Caterpillar fined for diesel spill into Irish Sea

The corporate headquarters of Caterpillar Inc. the world's largest manufacturer of construction and mining equipment, diesel and natural gas engines, and industrial gas turbines, based in Peoria, Illinois August 5, 2009. REUTERS/Jeff Haynes
The corporate headquarters of Caterpillar Inc. the world's largest manufacturer of construction and mining equipment, diesel and natural gas engines, and industrial gas turbines, based in Peoria, Illinois August 5, 2009. REUTERS/Jeff Haynes
Ellie Donnelly

Ellie Donnelly

Caterpillar Northern Ireland was yesterday convicted of discharging more than 40,000 litres of diesel into the Irish Sea at Larne.

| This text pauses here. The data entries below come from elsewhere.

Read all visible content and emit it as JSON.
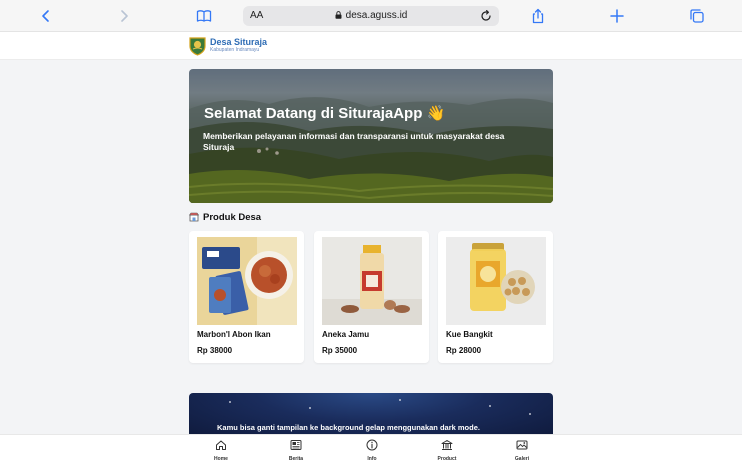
{
  "browser": {
    "text_size_label": "AA",
    "url": "desa.aguss.id"
  },
  "site": {
    "name": "Desa Situraja",
    "subtitle": "Kabupaten Indramayu"
  },
  "hero": {
    "title": "Selamat Datang di SiturajaApp 👋",
    "description": "Memberikan pelayanan informasi dan transparansi untuk masyarakat desa Situraja"
  },
  "products_section": {
    "title": "Produk Desa",
    "items": [
      {
        "name": "Marbon'l Abon Ikan",
        "price": "Rp 38000"
      },
      {
        "name": "Aneka Jamu",
        "price": "Rp 35000"
      },
      {
        "name": "Kue Bangkit",
        "price": "Rp 28000"
      }
    ]
  },
  "dark_banner": {
    "text": "Kamu bisa ganti tampilan ke background gelap menggunakan dark mode."
  },
  "bottom_nav": {
    "items": [
      {
        "label": "Home",
        "icon": "home-icon"
      },
      {
        "label": "Berita",
        "icon": "news-icon"
      },
      {
        "label": "Info",
        "icon": "info-icon"
      },
      {
        "label": "Product",
        "icon": "product-icon"
      },
      {
        "label": "Galeri",
        "icon": "gallery-icon"
      }
    ]
  },
  "colors": {
    "accent": "#2f6db5",
    "browser_icon": "#3478f6",
    "page_bg": "#f3f4f6"
  }
}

The company pleaded guilty at Antrim Crown Court and was fined £7,500 (€8,400).

The conviction comes after the Northern Ireland Environment Agency (NIEA) received a report from a member of the public that a significant fuel spill had occurred in the vicinity of Larne Harbour in June of last year.

NIEA immediately sent a water quality inspector to the area in order to carry out an investigation.

While the NIEA’s investigation was ongoing, staff from Caterpillar (NI) reported, via the NIEA Water Pollution Hotline, that a diesel spill had occurred overnight at their factory on the Old Glenarm Road, Larne.

Staff at the plant first discovered the spillage on 11 June, however they initially believed that the spill had been contained within the site.

The company, which employs over 1,500 in Northern Ireland, reported the incident to NIEA once they became aware that an unknown quantity of diesel had discharged to the Irish Sea.

NIEA’s investigation concluded that more than 40,000 litres of diesel had been discharged to the Irish Sea, impacting a significant area beyond the point of discharge at Larne.

Immediately following the incident, Caterpillar also conducted their own internal investigation into the reasons for the failure of their fuel storage and delivery systems.

During the hearing the Judge heard that company had put in place a number of additional 'fail safes' in respect of the operation of their fuel systems in order to minimise the risk of a similar incident occurring in the future.

A sample taken at the time of the incident confirmed that the discharge was diesel.

Last year Caterpillar, the world’s largest manufacturer of heavy construction equipment, announced that it was cutting up to 250 jobs in Northern Ireland after the global downturn in mining and oil exploration reduced demand for its products.

Much of the production work in Northern Ireland involves the manufacturing of diesel generators.